Trump Lobs Verbal Hand Grenade at Theresa May

(Bloomberg) -- Just hours before Donald Trump is due to touch down in the U.K. for a meeting with Prime Minister Theresa May, he lobbed a verbal hand grenade at his host, saying she isn’t giving voters the Brexit deal they wanted.

“I would say Brexit is Brexit,” Trump said in Brussels Thursday at a news conference at the Nato summit. “The people voted to break it up so I would imagine that’s what they would do, but maybe they’re taking a different route -- I don’t know if that is what they voted for.”

Trump Lobs Verbal Hand Grenade at Theresa May

Trump’s intervention comes on the day May’s government is setting out its latest position paper on Brexit and is expected to present a deal that will anger hard-line pro-Brexit members of May’s Conservative Party because it retains closer links with the bloc than they would like.

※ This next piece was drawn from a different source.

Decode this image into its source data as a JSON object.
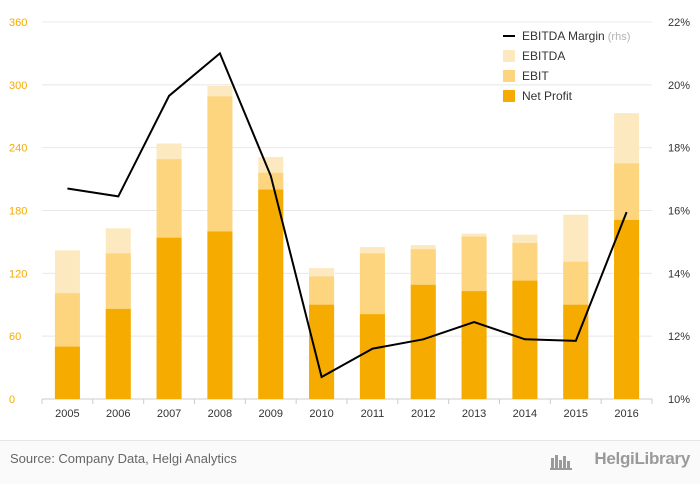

Two of May’s Cabinet resigned this week because of her Brexit stance, including Boris Johnson the foreign secretary. In a leaked speech last month, Johnson reflected on how Trump would have taken a more robust approach to negotiations with the EU.

The U.S. ambassador to the U.K., Woody Johnson, said Wednesday he would set up a meeting between Johnson and Trump if the president requested it, two days after Trump called Johnson “a friend.”

While May’s office sought to make light of the remarks, saying it was positive the former foreign secretary had links to the president, it is nonetheless embarrassing to May, who has herself had a fraught relationship with Trump.

Trump considers the ex-minister a friend: “he’s been very nice to me, very supportive and maybe I’ll speak to him when I get over there. I like Boris Johnson, I’ve always liked him.” May’s spokesman said it was a good thing that the former foreign secretary enjoys a good relationship with the president.

Trump will be spend most of his time out of London in a series of visits, including tea with Queen Elizabeth II at Windsor Castle in order to prevent him witnessing planned protests. He is nonetheless aware of anger directed towards him but insisted British people like him.

The president shrugged off the prospect of demonstrations.

“There might be protests but I believe the people in the U.K., I think that those people, they like me a lot, and they agree with me a lot on immigration and I think that’s why you had Brexit in the first place because of immigration,” he said.